A bill to protect the rights of houseless people in public spaces died quietly last week, just on the heels of a report released by the ACLU of Oregon detailing the ways local governments effectively criminalize homelessness.
Legislators had until Friday to schedule a hearing for House Bill 2215, which advocates were calling the Right to Rest Act – but by the end of the day failed to do so. It sought to codify the rights to “use and move freely in public spaces without discrimination and time limitations that are based on housing status,” including the right right to rest, eat and worship (and to occupy legally parked vehicles).

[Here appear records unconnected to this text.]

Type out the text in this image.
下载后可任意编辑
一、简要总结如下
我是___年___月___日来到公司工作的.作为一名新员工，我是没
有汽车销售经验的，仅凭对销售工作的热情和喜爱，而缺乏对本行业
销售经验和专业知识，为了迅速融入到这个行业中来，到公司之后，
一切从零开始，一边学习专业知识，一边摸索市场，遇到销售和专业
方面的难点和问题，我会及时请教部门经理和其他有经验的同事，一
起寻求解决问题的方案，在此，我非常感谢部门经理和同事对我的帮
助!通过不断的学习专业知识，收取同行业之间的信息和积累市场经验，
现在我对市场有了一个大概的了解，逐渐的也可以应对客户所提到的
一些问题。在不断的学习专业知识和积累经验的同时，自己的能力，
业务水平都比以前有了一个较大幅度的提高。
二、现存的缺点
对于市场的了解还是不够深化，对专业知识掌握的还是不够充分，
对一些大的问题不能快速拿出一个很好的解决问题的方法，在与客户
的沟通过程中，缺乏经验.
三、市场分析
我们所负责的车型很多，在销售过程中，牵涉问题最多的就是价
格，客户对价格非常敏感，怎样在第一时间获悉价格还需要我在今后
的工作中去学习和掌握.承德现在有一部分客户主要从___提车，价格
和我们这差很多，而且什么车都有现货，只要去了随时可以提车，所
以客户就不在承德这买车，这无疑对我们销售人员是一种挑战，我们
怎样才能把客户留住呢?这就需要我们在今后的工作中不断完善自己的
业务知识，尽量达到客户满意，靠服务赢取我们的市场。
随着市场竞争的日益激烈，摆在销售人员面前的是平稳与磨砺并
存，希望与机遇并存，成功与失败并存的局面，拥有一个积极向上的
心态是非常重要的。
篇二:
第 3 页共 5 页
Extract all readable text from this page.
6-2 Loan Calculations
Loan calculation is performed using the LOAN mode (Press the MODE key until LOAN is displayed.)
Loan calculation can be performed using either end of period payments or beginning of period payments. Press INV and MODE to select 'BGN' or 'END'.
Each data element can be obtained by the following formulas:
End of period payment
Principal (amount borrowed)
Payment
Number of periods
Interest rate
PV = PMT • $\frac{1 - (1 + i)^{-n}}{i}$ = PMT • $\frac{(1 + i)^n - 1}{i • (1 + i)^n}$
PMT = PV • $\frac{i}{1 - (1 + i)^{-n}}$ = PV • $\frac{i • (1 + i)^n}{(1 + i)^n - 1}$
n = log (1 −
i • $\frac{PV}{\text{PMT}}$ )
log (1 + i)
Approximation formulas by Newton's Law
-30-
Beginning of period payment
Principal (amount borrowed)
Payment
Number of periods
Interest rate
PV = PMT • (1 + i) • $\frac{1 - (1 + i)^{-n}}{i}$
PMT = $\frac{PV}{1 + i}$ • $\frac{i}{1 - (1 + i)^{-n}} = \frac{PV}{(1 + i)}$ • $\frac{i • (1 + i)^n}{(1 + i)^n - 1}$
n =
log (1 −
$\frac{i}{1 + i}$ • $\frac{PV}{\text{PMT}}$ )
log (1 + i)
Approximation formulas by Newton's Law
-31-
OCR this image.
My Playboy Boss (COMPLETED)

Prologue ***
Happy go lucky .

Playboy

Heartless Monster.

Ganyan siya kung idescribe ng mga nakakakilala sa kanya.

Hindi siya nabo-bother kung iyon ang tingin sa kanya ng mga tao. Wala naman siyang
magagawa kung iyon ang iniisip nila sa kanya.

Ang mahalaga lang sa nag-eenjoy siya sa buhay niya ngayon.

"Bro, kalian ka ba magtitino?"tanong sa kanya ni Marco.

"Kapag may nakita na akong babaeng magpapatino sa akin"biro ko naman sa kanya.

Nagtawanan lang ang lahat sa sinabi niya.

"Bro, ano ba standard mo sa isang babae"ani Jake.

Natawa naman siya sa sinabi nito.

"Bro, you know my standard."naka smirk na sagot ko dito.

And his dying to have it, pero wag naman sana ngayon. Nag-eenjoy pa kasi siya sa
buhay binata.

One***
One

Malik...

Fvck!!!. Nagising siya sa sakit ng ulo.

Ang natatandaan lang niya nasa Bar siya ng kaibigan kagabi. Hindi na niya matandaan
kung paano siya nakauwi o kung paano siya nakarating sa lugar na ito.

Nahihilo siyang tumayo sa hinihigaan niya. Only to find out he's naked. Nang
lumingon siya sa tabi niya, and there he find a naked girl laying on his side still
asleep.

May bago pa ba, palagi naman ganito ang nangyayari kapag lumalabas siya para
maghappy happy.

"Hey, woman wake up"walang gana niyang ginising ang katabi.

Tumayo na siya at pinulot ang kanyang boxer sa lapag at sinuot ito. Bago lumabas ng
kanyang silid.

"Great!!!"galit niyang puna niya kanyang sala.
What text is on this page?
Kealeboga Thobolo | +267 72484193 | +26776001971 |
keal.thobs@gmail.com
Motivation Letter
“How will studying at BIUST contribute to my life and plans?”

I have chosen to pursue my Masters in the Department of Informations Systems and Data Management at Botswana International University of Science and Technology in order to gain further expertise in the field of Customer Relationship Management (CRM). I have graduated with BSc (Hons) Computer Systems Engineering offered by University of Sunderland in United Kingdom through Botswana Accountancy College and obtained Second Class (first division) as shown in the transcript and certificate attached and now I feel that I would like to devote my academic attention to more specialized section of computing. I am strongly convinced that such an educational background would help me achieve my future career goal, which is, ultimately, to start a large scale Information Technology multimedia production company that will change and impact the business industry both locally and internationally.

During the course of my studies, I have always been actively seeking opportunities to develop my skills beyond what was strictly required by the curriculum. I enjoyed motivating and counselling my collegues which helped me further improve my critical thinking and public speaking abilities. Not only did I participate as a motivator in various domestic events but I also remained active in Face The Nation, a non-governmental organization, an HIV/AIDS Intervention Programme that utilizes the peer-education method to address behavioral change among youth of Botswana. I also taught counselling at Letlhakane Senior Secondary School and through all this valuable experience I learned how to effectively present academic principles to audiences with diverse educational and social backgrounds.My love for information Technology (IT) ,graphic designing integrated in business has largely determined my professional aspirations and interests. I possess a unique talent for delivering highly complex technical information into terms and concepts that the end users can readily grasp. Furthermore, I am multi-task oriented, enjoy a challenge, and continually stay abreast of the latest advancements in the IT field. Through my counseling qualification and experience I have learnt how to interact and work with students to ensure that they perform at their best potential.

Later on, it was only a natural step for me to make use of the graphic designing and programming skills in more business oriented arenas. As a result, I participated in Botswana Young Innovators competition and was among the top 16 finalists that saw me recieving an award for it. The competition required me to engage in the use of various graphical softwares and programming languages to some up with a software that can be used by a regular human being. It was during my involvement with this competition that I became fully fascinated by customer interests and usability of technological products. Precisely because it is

The day before that deadline the ACLU of Oregon released a report, “Decriminalizing Homelessness: Why the Right to Rest is a High Road for Oregon,” detailing the extent to which certain activities have been criminalized by county and municipal governments throughout the state – in ways that target unhoused people disproportionately, including African Americans, who are much more likely to experience homelessness and to have adverse interactions with law enforcement.
The report analyzes a set of municipal anti-homeless codes in four categories: standing, sitting and resting in public places; sleeping, camping and lodging in public places, including vehicles; begging, panhandling and soliciting as well as loitering. It also includes excerpts from interviews conducted by the Western Regional Advocacy Project of 565 unhoused Oregonians. It found:
The report notes that future research should focus on enforcement patterns – something advocates say can be challenging to determine, given that there’s no uniform method for local municipalities to record police activity, and acquiring the necessary records can be expensive and time consuming.
“We have this long history of criminalizing homelessness, through vagrancy laws and that kind of thing, it’s been an issue since the inception of our state, maybe,” Heather Marek, the report’s author, told The Skanner.
Some of the laws the report studied have been on the books for decades, and some are newer – or have been dusted off recently. Several advocates who spoke with The Skanner noted a lineage between current pushes to restrict public activities and older laws that restrict who can be in public spaces: Jim Crow laws; California’s 1937 “anti-Okie law,” which made it illegal to “bring or assist in bringing” poor people to the state; California’s “ugly laws” passed in the 1860s, which made it illegal for people with “unsightly or disgusting” people to be in public; and the existence of “sundown towns” making it illegal for racial minorities to be present in a given locality after dark. (Historians say there were at least four sundown towns in Oregon.)
“It’s interesting looking historically, at this idea that we can regulate who is in or using public spaces based on whether or not people want to see them there,” Kimberly McCullough, ACLU of Oregon’s legislative director, told The Skanner.
“I’m really old. I’ve been seeing this [expletive] since, like, ’83,” said Paul Boden, executive and organizing director for WRAP. “We’ve just started seeing this intense concentration on laws removing certain people from public spaces.”
Boden said in many cities, including San Francisco where WRAP is based, that push has to do with urban renewal in concert with the popularity of “broken windows theory” – the idea that any sign of urban disorder, including the presence of homeless people, will lead to crime.
“If you think that the Jim Crow laws are over, be a young Black kid in an area that used to be a ghetto and is now an urban renewal area,” Boden said. “You’re gonna get a jacked-up ticket for loitering.”
Critics, including Michelle Alexander, a legal scholar and the author of “The New Jim Crow,” say broken windows policing has led to an increase in racial disparities in law enforcement.
“Imagine if everybody had the enforcement on these laws, so if everybody got ticketed when they sat still or laid down,” he told The Skanner. “It’s totally based on disability, race and economic status. Be a person of color that’s mentally ill and homeless, you’re going to jail at some point.”
“Many people feel homelessness is kind of this intractable problem that has always been with us,” said Eric Tars, senior attorney for the National Law Center on Homelessness and Poverty. The population of chronically homeless people went up dramatically in the 1980s when funding for the department of Housing and Urban Development was cut in half. During the same period, mental institutions all over the country were closed, but policymakers didn’t create an adequate backup plan to house and treat people with mental illness.
“It’s difficult to deal with these things constructively. Once you decide you want to provide housing or wanting to provide shelter, you have to decide how you’re going to fund it,” Tars told The Skanner. “Criminalizing homelessness, you get to hide that budget in the criminal justice budget, but the costs are nevertheless greater.”
One of HB 2215’s cosponsors, Rep. Mitch Greenlick (D-Portland), said in an emailed statement he was unsurprised by its death “as it is not necessarily a very popular bill.”
McCullough said advocates “will be back” to keep pushing for change, and will continue to work on outreach and education.
“In this country we have decided criminalization is the answer to many of our problems when it actually doesn’t help,” McCullough said. “Getting people to change that mindset, I think is really difficult.”